Coloring

May 7, 2024

The Mouth Opening

Filed under: Uncategorized — unrealnature @ 6:02 am

… The fly can employ its labella …

This is from Insects and Flowers: The Biology of a Partnership by Friedrich G. Barth (1991):

… In the middle is the tongue (glossa). This is covered with long hairs and has a spoon-shaped end. With the tongue the bee reaches the nectar and licks it up, very like a cat licking milk.

[line break added] This is what happens: the nectar rises in the narrow spaces between the hairs of the extended tongue by capillary action, a passive process. Then the bee pulls its tongue back into the actual suction tube formed by the other four elements of the proboscis, which are grouped around the tongue.

… This suction tube is joined by an airtight connection to a pump in the head, which allows the fluid that has risen passively between the tongue hairs and between the tongue and the tube wall to be actively pumped higher.

… The mosquitoes and flies present us with [another] variant of proboscis construction…. There are no less than three tubes, one within the next. The innermost is the actual food-sucking tube. Outside it is the saliva tube through which saliva flows out to dissolve food such as the coffee drinker’s sugar cube or to prevent coagulation of the host’s blood where the mosquito has bitten.

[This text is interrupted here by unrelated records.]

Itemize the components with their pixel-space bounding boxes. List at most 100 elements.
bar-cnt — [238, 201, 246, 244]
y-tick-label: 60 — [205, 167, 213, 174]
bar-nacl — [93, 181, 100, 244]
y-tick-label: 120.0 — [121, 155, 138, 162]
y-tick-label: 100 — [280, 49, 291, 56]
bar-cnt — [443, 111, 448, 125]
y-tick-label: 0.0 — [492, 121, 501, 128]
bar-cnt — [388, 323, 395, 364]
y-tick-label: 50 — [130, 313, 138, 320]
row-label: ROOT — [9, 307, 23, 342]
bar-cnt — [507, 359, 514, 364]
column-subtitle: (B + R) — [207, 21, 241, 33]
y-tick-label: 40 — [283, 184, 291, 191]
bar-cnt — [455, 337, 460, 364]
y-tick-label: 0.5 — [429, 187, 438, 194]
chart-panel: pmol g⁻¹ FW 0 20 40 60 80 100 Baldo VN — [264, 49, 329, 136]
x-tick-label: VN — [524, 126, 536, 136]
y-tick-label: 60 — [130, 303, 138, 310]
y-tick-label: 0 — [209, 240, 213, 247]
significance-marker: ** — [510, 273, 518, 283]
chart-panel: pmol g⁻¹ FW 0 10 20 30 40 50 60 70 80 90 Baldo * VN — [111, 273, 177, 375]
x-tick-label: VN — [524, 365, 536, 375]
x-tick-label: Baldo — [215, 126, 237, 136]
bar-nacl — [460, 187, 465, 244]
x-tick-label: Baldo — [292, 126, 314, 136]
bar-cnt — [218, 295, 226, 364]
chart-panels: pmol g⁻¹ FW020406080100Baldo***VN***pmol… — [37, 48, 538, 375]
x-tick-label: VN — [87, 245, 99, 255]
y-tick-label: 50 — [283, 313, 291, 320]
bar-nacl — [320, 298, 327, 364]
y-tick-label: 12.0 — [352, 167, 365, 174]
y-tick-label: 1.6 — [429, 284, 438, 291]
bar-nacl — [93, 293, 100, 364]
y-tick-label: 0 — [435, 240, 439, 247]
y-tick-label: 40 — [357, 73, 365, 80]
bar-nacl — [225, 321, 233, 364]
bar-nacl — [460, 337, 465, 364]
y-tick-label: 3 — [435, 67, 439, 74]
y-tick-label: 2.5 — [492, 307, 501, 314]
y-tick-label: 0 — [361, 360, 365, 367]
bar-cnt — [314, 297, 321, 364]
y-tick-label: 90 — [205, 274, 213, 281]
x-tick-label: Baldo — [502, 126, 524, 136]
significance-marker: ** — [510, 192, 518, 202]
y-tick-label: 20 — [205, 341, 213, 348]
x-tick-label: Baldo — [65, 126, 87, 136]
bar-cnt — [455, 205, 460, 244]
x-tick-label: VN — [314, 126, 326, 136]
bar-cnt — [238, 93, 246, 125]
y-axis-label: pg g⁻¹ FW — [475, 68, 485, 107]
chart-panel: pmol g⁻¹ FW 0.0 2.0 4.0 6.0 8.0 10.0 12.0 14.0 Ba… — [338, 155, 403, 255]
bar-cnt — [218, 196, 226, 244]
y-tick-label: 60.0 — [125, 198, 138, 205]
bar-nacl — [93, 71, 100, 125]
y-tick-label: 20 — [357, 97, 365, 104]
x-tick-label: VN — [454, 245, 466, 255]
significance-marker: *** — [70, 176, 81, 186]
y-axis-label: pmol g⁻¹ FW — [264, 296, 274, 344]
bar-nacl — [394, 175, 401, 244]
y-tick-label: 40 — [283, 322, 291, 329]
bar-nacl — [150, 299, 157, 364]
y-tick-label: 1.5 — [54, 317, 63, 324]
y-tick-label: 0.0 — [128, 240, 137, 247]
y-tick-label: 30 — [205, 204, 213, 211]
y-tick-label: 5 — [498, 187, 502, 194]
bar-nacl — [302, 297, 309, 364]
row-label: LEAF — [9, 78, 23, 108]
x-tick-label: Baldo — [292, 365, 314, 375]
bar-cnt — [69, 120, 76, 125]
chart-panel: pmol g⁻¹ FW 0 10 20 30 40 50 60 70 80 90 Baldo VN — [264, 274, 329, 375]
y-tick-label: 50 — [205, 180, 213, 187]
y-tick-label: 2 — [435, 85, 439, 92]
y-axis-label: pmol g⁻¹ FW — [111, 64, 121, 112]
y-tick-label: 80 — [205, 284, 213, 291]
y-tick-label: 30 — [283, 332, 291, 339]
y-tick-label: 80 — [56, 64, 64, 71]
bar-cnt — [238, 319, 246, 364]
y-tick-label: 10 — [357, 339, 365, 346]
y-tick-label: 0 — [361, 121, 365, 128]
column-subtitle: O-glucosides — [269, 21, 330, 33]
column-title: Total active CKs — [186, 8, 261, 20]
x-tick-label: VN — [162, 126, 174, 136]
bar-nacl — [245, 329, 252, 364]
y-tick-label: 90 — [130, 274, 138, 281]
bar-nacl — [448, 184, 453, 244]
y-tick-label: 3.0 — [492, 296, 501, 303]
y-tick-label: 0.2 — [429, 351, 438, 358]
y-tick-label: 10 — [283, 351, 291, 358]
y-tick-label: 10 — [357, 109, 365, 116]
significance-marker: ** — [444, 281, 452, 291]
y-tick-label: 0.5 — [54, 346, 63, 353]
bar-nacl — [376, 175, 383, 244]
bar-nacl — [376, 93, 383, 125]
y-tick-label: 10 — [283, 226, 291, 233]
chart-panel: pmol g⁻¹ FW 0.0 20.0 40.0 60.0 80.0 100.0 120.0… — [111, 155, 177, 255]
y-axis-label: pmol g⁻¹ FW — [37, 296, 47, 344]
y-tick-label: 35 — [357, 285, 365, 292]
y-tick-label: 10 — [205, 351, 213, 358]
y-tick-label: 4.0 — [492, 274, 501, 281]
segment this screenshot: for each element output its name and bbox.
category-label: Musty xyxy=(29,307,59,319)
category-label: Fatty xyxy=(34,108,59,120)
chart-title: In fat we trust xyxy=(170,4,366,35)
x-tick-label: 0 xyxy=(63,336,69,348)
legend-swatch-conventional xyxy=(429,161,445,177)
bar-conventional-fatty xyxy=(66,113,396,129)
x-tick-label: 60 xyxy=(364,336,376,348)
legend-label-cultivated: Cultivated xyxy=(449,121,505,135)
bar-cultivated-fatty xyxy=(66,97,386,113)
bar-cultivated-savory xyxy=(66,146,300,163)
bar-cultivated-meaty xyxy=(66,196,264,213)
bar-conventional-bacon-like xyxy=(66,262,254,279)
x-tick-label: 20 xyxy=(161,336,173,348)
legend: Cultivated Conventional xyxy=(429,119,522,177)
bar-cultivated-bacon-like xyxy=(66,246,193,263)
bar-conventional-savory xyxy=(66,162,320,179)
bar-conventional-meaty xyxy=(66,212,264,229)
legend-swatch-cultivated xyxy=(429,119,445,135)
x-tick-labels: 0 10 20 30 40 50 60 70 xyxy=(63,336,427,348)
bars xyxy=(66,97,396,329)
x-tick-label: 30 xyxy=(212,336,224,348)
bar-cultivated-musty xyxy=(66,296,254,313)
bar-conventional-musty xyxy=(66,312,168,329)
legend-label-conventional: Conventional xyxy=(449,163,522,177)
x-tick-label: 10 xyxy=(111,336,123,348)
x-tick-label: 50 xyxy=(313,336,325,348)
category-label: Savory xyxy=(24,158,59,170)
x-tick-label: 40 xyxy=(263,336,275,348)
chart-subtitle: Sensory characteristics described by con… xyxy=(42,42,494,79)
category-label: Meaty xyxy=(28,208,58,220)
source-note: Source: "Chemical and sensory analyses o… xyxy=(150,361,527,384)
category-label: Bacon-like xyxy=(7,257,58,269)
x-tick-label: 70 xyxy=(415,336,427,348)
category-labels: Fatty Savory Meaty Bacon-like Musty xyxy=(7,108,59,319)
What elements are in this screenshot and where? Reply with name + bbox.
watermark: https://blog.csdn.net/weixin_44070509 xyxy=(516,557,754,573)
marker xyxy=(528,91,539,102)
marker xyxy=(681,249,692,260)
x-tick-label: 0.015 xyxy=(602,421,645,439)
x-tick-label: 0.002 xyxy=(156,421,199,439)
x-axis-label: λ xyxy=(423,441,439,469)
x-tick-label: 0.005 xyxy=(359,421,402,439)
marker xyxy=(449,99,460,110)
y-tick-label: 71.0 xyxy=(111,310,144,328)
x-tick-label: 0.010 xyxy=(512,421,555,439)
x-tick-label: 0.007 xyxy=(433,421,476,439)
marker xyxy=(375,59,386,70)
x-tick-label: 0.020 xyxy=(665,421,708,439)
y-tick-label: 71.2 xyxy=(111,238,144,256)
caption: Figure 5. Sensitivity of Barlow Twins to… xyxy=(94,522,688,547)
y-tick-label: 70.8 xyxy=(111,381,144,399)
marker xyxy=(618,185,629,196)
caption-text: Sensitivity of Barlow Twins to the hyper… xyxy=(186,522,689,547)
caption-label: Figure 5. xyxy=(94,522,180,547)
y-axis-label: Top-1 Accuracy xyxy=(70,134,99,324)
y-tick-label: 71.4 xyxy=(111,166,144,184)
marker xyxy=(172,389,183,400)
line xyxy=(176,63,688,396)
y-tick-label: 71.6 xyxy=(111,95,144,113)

[line break added] These two tubes are enclosed by a third. The comparative anatomy of the mouthparts has revealed that the feeding tube is a modification of the labrum (an “upper lip” above the mandibles), whereas the saliva tube is an elongation of the pharynx, and the third tube is formed by the labium.

… The fly labellum is covered with sense organs which provide information about the food — its mechanical consistency and in particular its chemical composition. About two hundred and fifty long hairs are especially conspicuous. All of them are innervated; they tell the fly, for example, how concentrated is the nectar into which it has just dipped its proboscis.

On the inner surfaces of the labella, around the mouth opening, are little teeth. These are used to scrape pollen out of a flower and by grating movements they can break down large food particles. And that is not all. The fly can employ its labella in quite different ways. Depending on how they are spread apart, they can filter fluid food, soak it up with the tube system described above, or assist direct sucking through the mouth opening.